Service dogs take about two years to train, and are expected not to react if confronted by other animals.
The increasing popularity of online shopping has made it easy to buy service animal identification vests online, Peters said, and instances are growing of people putting them on untrained animals.
Alan Peters, the executive director and founder of the New Hope-based nonprofit Can Do Canines, said untrained dogs have become a growing problem for people with legitimate service animals.
"To have dogs that are not trained well out there representing assistance dogs hurts everybody that's attached to assistance dogs," Peters said. "It hurts every person with a disability who needs that assistance on a daily basis. And it reflects on our people and our dogs."
A growing number of states are cracking down on passing off pets as trained service animals. And high-profile incidents have brought public attention to the issue.
Last month in Phoenix, a dog that a passenger reportedly carried aboard a Southwest Airlines flight as an emotional support animal bit a child. And Delta Airlines recently tightened its animal policy after a passenger's dog attacked a man during the boarding of a flight at Hartsfield-Jackson International Airport in Atlanta.
Part of the confusion about service animals, Peters said, stems from different federal laws governing them. And owners of restaurants and other businesses who want to prohibit illegitimate assistance animals may not fully understand their rights.
The Americans with Disabilities Act says service animals must be accomodated in public establishments. But under the law, the animals must be trained to do work or perform tasks for a person with a disability, and the training must be directly related to the handler's disability. The ADA does not consider emotional support dogs to be service animals because they haven't been trained on a specific task.
Regulations the U.S. Justice Department published in 2010 limit workers or staff in public facilities from inquiring about service animals. They may only ask an animal's handler if the dog is required because of a disability, and what work the dog has been trained to perform.
However airlines follow different rules.
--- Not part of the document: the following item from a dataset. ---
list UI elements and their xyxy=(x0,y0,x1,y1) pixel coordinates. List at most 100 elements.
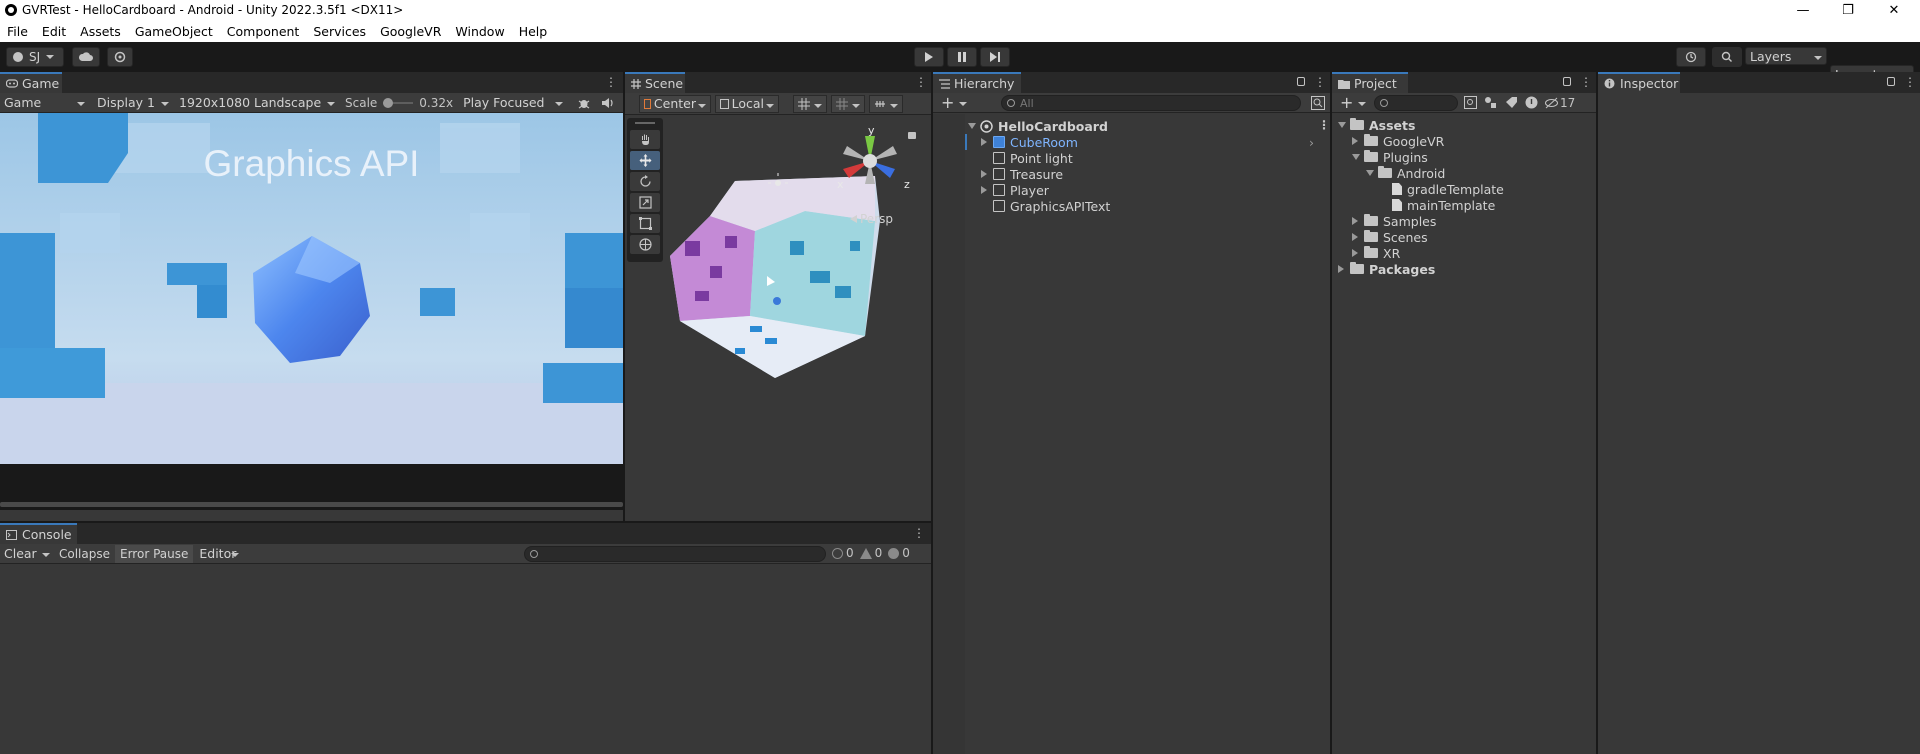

The Air Carrier Access Act defines a service animal not only as one trained in a task, but any animal that assists persons with disabilities by providing emotional support.
Ron Elwood with Mid-Minnesota Legal Aid supports the overall goal of the bill in the state Legislature, but as written, it could harm people who rely on trained dogs.
"We have clients who require service animals to alert them when they're going into insulin shock, or having seizures. You would never know that person has a disability. And we've had instances where legitimate service animals have been excluded from places of public accommodation."
Alan Peters at Can Do Canines admits it may be difficult to enforce any new state law, in part because there's no government licensing of service animals. But Peters said the measures may at least spark a public conversation about the difference between dogs with bona fides and those without.
A House version of the bill faces more committee action. A Senate version cleared a committee Wednesday after more than an hour of debate.